Puis il a attrapé ma petite queue et m’a branlée avec force, sans délicatesse, jusqu’à me faire sortir ma propre semence. Et, bien sûr, il m’a aussi fait la goûter. Je l’ai avalée entière, je l’ai dégustée et je lui ai dit, la voix hachée, à quel point elle était bonne. Il a adoré ma réponse.
Polenta était un vrai champion. Sa bite a peu à peu perdu de la taille, jusqu’à redevenir cette petite chose apparemment inoffensive du début. C’était comme le docteur Jekyll et monsieur Hyde du sexe, ai-je pensé, et l’idée m’a fait rire intérieurement. Cet homme de petite taille m’avait faite sienne avec une maîtrise totale, et le niveau de dilatation que j’ai obtenu cette nuit-là a été la meilleure chose que j’aie ressentie depuis longtemps.

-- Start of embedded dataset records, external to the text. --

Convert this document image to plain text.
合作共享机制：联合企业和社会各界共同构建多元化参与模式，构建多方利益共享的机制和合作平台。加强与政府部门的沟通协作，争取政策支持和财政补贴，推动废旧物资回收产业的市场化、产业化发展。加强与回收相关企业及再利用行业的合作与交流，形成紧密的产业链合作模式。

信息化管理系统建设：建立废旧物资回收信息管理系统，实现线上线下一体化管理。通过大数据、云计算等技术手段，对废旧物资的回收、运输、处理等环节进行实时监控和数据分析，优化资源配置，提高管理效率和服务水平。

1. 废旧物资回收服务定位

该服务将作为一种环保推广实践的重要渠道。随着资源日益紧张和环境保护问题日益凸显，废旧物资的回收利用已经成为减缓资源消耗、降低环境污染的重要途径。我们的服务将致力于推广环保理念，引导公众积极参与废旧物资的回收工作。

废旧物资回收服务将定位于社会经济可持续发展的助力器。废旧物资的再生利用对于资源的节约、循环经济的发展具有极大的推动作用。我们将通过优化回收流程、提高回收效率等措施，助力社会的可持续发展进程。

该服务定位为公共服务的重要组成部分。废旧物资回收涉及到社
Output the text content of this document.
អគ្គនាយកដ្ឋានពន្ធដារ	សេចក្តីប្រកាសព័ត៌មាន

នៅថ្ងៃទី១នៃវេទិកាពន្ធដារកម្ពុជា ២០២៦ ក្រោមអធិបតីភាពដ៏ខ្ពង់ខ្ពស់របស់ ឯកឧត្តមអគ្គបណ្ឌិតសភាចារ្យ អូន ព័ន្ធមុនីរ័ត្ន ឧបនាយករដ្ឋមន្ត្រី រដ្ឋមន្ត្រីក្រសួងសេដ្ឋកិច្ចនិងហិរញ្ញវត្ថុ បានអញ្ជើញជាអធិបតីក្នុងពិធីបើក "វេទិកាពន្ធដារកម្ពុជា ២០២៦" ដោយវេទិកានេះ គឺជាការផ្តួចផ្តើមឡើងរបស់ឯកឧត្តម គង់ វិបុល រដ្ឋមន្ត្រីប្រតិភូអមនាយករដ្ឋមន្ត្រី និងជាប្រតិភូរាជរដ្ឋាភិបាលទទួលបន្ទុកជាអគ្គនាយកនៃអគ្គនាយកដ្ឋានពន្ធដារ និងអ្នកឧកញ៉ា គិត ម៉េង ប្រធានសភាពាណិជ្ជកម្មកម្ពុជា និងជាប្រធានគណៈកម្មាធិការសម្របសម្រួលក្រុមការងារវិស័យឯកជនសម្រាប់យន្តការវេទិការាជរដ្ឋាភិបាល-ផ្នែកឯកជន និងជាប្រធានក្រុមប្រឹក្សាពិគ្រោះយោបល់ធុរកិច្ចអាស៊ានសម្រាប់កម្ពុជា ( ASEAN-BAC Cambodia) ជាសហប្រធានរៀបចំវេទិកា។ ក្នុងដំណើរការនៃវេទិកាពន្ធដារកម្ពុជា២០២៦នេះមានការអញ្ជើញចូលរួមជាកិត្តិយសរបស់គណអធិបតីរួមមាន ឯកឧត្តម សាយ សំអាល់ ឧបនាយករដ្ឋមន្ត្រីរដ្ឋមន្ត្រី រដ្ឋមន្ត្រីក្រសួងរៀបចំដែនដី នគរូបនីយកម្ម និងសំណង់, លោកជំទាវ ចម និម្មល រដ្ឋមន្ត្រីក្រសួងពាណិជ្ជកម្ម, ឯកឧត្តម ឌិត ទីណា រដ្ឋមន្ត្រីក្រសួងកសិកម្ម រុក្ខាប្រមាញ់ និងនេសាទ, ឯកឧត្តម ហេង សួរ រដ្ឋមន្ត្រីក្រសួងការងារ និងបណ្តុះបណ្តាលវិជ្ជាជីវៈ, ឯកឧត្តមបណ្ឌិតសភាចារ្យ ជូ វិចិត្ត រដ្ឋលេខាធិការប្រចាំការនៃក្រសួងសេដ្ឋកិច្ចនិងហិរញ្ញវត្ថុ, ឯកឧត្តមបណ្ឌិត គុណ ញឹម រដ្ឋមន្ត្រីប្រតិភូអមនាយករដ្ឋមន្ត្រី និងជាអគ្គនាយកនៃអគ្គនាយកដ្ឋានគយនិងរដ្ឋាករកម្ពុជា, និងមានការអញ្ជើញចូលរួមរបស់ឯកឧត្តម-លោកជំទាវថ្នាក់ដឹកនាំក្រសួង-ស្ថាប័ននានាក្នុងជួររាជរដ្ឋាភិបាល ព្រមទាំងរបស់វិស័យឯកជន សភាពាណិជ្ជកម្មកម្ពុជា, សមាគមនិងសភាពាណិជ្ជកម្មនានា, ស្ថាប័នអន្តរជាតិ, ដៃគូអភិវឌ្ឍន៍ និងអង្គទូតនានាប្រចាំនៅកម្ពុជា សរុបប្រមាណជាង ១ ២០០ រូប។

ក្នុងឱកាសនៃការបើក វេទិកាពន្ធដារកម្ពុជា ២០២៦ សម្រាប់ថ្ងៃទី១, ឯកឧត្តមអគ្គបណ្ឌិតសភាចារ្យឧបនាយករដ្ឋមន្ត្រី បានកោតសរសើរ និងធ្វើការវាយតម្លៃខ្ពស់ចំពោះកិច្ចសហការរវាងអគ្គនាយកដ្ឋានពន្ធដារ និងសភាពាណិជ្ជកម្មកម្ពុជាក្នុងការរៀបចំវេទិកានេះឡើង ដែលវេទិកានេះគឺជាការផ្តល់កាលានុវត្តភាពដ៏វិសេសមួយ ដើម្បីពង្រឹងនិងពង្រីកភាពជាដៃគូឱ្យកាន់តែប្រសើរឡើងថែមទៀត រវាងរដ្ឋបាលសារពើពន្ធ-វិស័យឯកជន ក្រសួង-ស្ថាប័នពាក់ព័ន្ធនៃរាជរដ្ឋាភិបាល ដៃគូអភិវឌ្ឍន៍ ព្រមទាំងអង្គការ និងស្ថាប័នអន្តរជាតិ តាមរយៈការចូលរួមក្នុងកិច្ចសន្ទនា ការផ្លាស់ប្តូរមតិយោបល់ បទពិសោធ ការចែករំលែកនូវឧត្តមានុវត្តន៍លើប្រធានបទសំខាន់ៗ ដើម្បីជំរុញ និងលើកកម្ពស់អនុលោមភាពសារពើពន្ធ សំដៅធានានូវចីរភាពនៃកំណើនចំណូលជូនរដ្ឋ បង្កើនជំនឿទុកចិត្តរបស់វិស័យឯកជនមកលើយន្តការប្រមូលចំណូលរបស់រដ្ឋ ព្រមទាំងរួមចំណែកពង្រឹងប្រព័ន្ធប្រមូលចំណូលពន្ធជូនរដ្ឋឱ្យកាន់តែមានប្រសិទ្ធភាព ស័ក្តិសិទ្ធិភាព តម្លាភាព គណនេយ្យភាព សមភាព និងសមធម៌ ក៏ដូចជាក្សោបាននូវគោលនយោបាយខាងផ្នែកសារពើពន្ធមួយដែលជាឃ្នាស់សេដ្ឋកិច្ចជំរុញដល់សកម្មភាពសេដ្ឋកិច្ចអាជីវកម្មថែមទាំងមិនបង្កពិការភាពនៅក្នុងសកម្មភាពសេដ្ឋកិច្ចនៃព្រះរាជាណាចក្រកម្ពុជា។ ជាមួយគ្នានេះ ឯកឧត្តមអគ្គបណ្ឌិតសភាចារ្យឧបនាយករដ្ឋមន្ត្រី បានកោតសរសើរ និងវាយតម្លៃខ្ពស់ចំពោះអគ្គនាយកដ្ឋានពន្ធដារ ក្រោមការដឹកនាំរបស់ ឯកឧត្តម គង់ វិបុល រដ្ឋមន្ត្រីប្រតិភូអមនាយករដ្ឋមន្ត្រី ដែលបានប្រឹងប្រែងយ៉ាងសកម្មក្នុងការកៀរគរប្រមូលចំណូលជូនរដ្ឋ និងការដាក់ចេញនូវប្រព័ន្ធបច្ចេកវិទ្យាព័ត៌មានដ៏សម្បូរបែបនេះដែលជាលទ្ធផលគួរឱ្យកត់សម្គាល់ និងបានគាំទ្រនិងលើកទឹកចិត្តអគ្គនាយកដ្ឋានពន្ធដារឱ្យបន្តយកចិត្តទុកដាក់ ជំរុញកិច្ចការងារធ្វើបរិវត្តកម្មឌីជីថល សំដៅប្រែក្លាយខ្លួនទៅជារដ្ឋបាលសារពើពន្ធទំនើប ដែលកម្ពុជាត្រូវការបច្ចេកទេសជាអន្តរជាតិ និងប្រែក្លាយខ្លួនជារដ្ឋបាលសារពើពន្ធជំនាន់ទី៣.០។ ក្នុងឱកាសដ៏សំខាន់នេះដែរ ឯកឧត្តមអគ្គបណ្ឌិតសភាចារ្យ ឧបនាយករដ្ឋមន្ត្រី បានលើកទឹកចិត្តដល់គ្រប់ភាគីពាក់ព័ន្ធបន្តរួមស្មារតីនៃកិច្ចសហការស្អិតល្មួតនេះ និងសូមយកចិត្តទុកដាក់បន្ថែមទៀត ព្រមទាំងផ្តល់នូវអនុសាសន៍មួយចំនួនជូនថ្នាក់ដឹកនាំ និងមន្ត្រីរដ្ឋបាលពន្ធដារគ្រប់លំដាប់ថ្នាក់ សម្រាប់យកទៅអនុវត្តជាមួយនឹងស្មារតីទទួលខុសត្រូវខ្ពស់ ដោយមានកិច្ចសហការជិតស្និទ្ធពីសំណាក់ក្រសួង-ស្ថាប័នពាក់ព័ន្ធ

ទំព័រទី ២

L’orgasme, glorieux. Et il y avait de quoi remplir ma bouche de lait.
Nous sommes restés à boire un verre, à bavarder en riant, puis sont tombées deux autres séries de sexe qui se sont prolongées jusqu’à trois heures du matin. Ce fut une nuit inoubliable, de celles qui restent gravées. Je me suis sentie entière, comblée jusqu’au dernier recoin du corps.
Cette rencontre m’a rendue plus sissy, plus pute, et m’a fait comprendre qu’il me reste encore beaucoup à explorer. Je me suis promis de continuer à entraîner mon cul pour les grosses bites, de mieux me préparer, surtout pour l’épaisseur. Polenta m’a aussi sucé les tétons un bon moment, et avec ça il a couronné la nuit : rien ne me fait autant fondre qu’une bouche gourmande sur mes petits citrons.
Rien que d’y repenser, le picotement habituel me revient là-dessous. À la prochaine. Bisous.